Feb 8th, 2012

A new report by Zvelo, a malware detection firm, is causing some concern around the net after researchers found a vulnerability in Google Wallet that could allow for clever thieves to crack the 4-digit pin used to secure the app. Needless to say, websites all around the world and the 4 o’clock news will most likely run with this story, crediting Android’s rise of malware applications and lack of security as the cause of this exploit.

Demonstrated in a proof-of-concept app, Zvelo shows how easy it would be to gain access to someone’s Google Wallet application but here’s the thing, it’s really not that easy. A few, very important criteria must first be met.

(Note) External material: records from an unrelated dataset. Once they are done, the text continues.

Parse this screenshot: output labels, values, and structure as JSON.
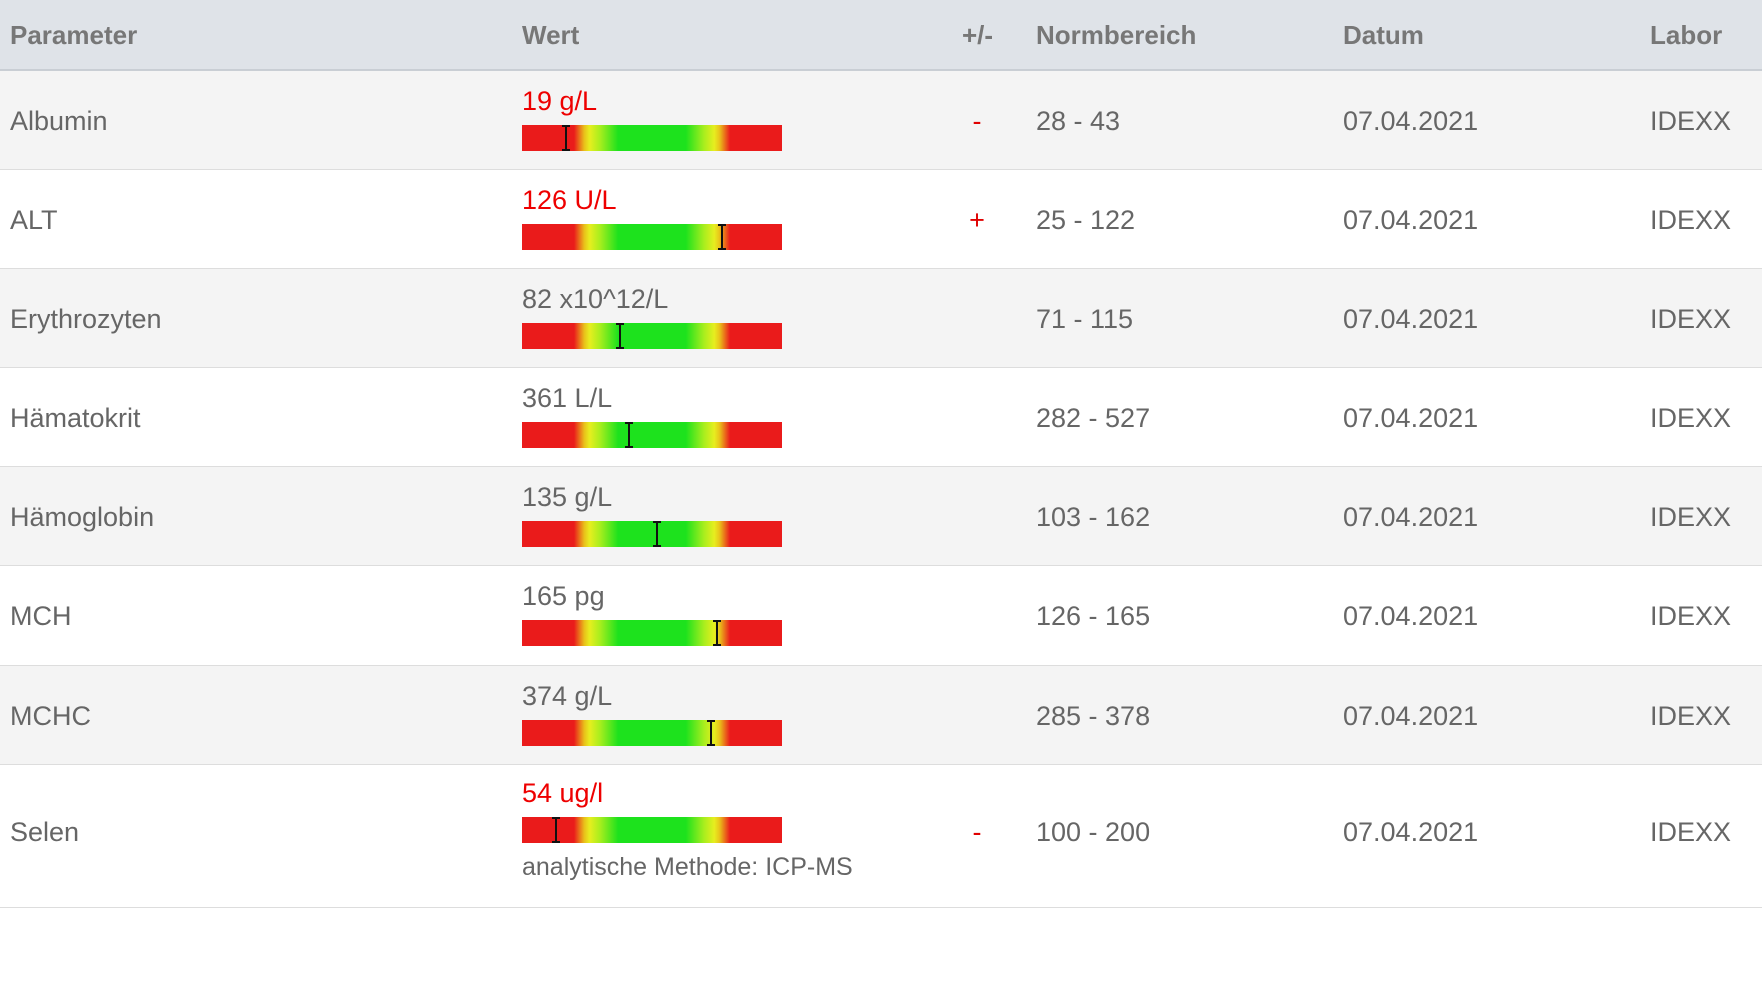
{
  "columns": {
    "parameter": "Parameter",
    "value": "Wert",
    "flag": "+/-",
    "normal_range": "Normbereich",
    "date": "Datum",
    "lab": "Labor"
  },
  "colors": {
    "out_of_range": "#ee0000",
    "normal_text": "#666666",
    "gauge_red": "#ea1b1b",
    "gauge_yellow": "#e7ee1f",
    "gauge_green": "#1de21d"
  },
  "rows": [
    {
      "parameter": "Albumin",
      "value": "19 g/L",
      "out_of_range": true,
      "flag": "-",
      "normal_range": "28 - 43",
      "date": "07.04.2021",
      "lab": "IDEXX",
      "gauge_fraction": 0.17,
      "note": ""
    },
    {
      "parameter": "ALT",
      "value": "126 U/L",
      "out_of_range": true,
      "flag": "+",
      "normal_range": "25 - 122",
      "date": "07.04.2021",
      "lab": "IDEXX",
      "gauge_fraction": 0.77,
      "note": ""
    },
    {
      "parameter": "Erythrozyten",
      "value": "82 x10^12/L",
      "out_of_range": false,
      "flag": "",
      "normal_range": "71 - 115",
      "date": "07.04.2021",
      "lab": "IDEXX",
      "gauge_fraction": 0.375,
      "note": ""
    },
    {
      "parameter": "Hämatokrit",
      "value": "361 L/L",
      "out_of_range": false,
      "flag": "",
      "normal_range": "282 - 527",
      "date": "07.04.2021",
      "lab": "IDEXX",
      "gauge_fraction": 0.41,
      "note": ""
    },
    {
      "parameter": "Hämoglobin",
      "value": "135 g/L",
      "out_of_range": false,
      "flag": "",
      "normal_range": "103 - 162",
      "date": "07.04.2021",
      "lab": "IDEXX",
      "gauge_fraction": 0.52,
      "note": ""
    },
    {
      "parameter": "MCH",
      "value": "165 pg",
      "out_of_range": false,
      "flag": "",
      "normal_range": "126 - 165",
      "date": "07.04.2021",
      "lab": "IDEXX",
      "gauge_fraction": 0.75,
      "note": ""
    },
    {
      "parameter": "MCHC",
      "value": "374 g/L",
      "out_of_range": false,
      "flag": "",
      "normal_range": "285 - 378",
      "date": "07.04.2021",
      "lab": "IDEXX",
      "gauge_fraction": 0.725,
      "note": ""
    },
    {
      "parameter": "Selen",
      "value": "54 ug/l",
      "out_of_range": true,
      "flag": "-",
      "normal_range": "100 - 200",
      "date": "07.04.2021",
      "lab": "IDEXX",
      "gauge_fraction": 0.13,
      "note": "analytische Methode: ICP-MS"
    }
  ]
}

  1. You’ll have to already be using Google Wallet on an NFC capable device.
  2. Your device must be rooted
  3. Your device must have NO password locking your phone
  4. You’ll need to lose your phone (duh)
  5. You’ll need to have NO security apps on your device that can remote wipe
  6. The person who finds your phone will need to know of this Google Wallet vulnerability and how exploit it

As you can see, there are numerous ways to actually prevent someone from gaining unauthorized access to your Google Wallet application starting with simple screen lock password. In the event that you do lose your rooted phone and the device is recovered by someone who knows of this exploit — it’s basically no different than if you lost your George Costanza wallet with physical credit cards tucked inside.

Oh — and if you are using Google Wallet, now might be a good time to download an app that can remote wipe your device in the event that you lose your phone.

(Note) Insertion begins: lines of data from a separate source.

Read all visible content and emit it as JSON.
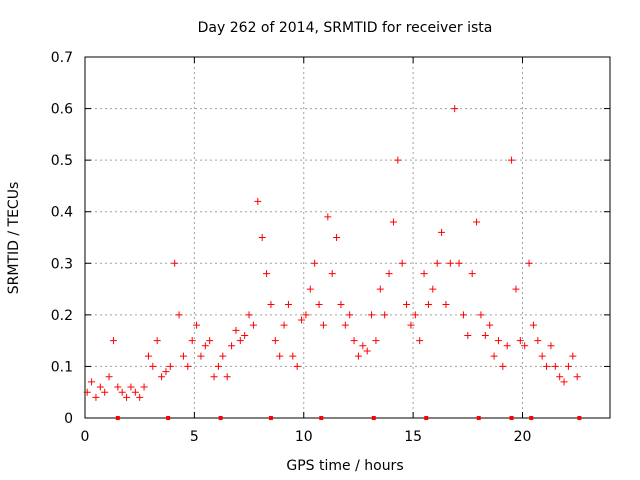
{
  "chart_data": {
    "type": "scatter",
    "title": "Day 262 of 2014, SRMTID for receiver ista",
    "xlabel": "GPS time / hours",
    "ylabel": "SRMTID / TECUs",
    "xlim": [
      0,
      24
    ],
    "ylim": [
      0,
      0.7
    ],
    "xticks": [
      {
        "value": 0,
        "label": "0"
      },
      {
        "value": 5,
        "label": "5"
      },
      {
        "value": 10,
        "label": "10"
      },
      {
        "value": 15,
        "label": "15"
      },
      {
        "value": 20,
        "label": "20"
      }
    ],
    "yticks": [
      {
        "value": 0,
        "label": "0"
      },
      {
        "value": 0.1,
        "label": "0.1"
      },
      {
        "value": 0.2,
        "label": "0.2"
      },
      {
        "value": 0.3,
        "label": "0.3"
      },
      {
        "value": 0.4,
        "label": "0.4"
      },
      {
        "value": 0.5,
        "label": "0.5"
      },
      {
        "value": 0.6,
        "label": "0.6"
      },
      {
        "value": 0.7,
        "label": "0.7"
      }
    ],
    "grid": true,
    "marker": "plus",
    "color": "#ff0000",
    "series": [
      {
        "name": "SRMTID",
        "points": [
          [
            0.1,
            0.05
          ],
          [
            0.3,
            0.07
          ],
          [
            0.5,
            0.04
          ],
          [
            0.7,
            0.06
          ],
          [
            0.9,
            0.05
          ],
          [
            1.1,
            0.08
          ],
          [
            1.3,
            0.15
          ],
          [
            1.5,
            0.06
          ],
          [
            1.7,
            0.05
          ],
          [
            1.9,
            0.04
          ],
          [
            2.1,
            0.06
          ],
          [
            2.3,
            0.05
          ],
          [
            2.5,
            0.04
          ],
          [
            2.7,
            0.06
          ],
          [
            2.9,
            0.12
          ],
          [
            3.1,
            0.1
          ],
          [
            3.3,
            0.15
          ],
          [
            3.5,
            0.08
          ],
          [
            3.7,
            0.09
          ],
          [
            3.9,
            0.1
          ],
          [
            4.1,
            0.3
          ],
          [
            4.3,
            0.2
          ],
          [
            4.5,
            0.12
          ],
          [
            4.7,
            0.1
          ],
          [
            4.9,
            0.15
          ],
          [
            5.1,
            0.18
          ],
          [
            5.3,
            0.12
          ],
          [
            5.5,
            0.14
          ],
          [
            5.7,
            0.15
          ],
          [
            5.9,
            0.08
          ],
          [
            6.1,
            0.1
          ],
          [
            6.3,
            0.12
          ],
          [
            6.5,
            0.08
          ],
          [
            6.7,
            0.14
          ],
          [
            6.9,
            0.17
          ],
          [
            7.1,
            0.15
          ],
          [
            7.3,
            0.16
          ],
          [
            7.5,
            0.2
          ],
          [
            7.7,
            0.18
          ],
          [
            7.9,
            0.42
          ],
          [
            8.1,
            0.35
          ],
          [
            8.3,
            0.28
          ],
          [
            8.5,
            0.22
          ],
          [
            8.7,
            0.15
          ],
          [
            8.9,
            0.12
          ],
          [
            9.1,
            0.18
          ],
          [
            9.3,
            0.22
          ],
          [
            9.5,
            0.12
          ],
          [
            9.7,
            0.1
          ],
          [
            9.9,
            0.19
          ],
          [
            10.1,
            0.2
          ],
          [
            10.3,
            0.25
          ],
          [
            10.5,
            0.3
          ],
          [
            10.7,
            0.22
          ],
          [
            10.9,
            0.18
          ],
          [
            11.1,
            0.39
          ],
          [
            11.3,
            0.28
          ],
          [
            11.5,
            0.35
          ],
          [
            11.7,
            0.22
          ],
          [
            11.9,
            0.18
          ],
          [
            12.1,
            0.2
          ],
          [
            12.3,
            0.15
          ],
          [
            12.5,
            0.12
          ],
          [
            12.7,
            0.14
          ],
          [
            12.9,
            0.13
          ],
          [
            13.1,
            0.2
          ],
          [
            13.3,
            0.15
          ],
          [
            13.5,
            0.25
          ],
          [
            13.7,
            0.2
          ],
          [
            13.9,
            0.28
          ],
          [
            14.1,
            0.38
          ],
          [
            14.3,
            0.5
          ],
          [
            14.5,
            0.3
          ],
          [
            14.7,
            0.22
          ],
          [
            14.9,
            0.18
          ],
          [
            15.1,
            0.2
          ],
          [
            15.3,
            0.15
          ],
          [
            15.5,
            0.28
          ],
          [
            15.7,
            0.22
          ],
          [
            15.9,
            0.25
          ],
          [
            16.1,
            0.3
          ],
          [
            16.3,
            0.36
          ],
          [
            16.5,
            0.22
          ],
          [
            16.7,
            0.3
          ],
          [
            16.9,
            0.6
          ],
          [
            17.1,
            0.3
          ],
          [
            17.3,
            0.2
          ],
          [
            17.5,
            0.16
          ],
          [
            17.7,
            0.28
          ],
          [
            17.9,
            0.38
          ],
          [
            18.1,
            0.2
          ],
          [
            18.3,
            0.16
          ],
          [
            18.5,
            0.18
          ],
          [
            18.7,
            0.12
          ],
          [
            18.9,
            0.15
          ],
          [
            19.1,
            0.1
          ],
          [
            19.3,
            0.14
          ],
          [
            19.5,
            0.5
          ],
          [
            19.7,
            0.25
          ],
          [
            19.9,
            0.15
          ],
          [
            20.1,
            0.14
          ],
          [
            20.3,
            0.3
          ],
          [
            20.5,
            0.18
          ],
          [
            20.7,
            0.15
          ],
          [
            20.9,
            0.12
          ],
          [
            21.1,
            0.1
          ],
          [
            21.3,
            0.14
          ],
          [
            21.5,
            0.1
          ],
          [
            21.7,
            0.08
          ],
          [
            21.9,
            0.07
          ],
          [
            22.1,
            0.1
          ],
          [
            22.3,
            0.12
          ],
          [
            22.5,
            0.08
          ]
        ]
      }
    ],
    "bottom_markers_x": [
      1.5,
      3.8,
      6.2,
      8.5,
      10.8,
      13.2,
      15.6,
      18.0,
      19.5,
      20.4,
      22.6
    ]
  }
}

Market Link for Remote Wipe Apps

Of course, a device might not even need to be physically obtained in order to crack Google Wallet. A malicious app could, in theory, install something similar to the proof-of-concept app so stay away from warez sites and always be careful what you download in the Market.

I’m curious. Has this news made any Google Wallet users wary of using the app? Anyone going to uninstall it immediately? Or does life move on as usual?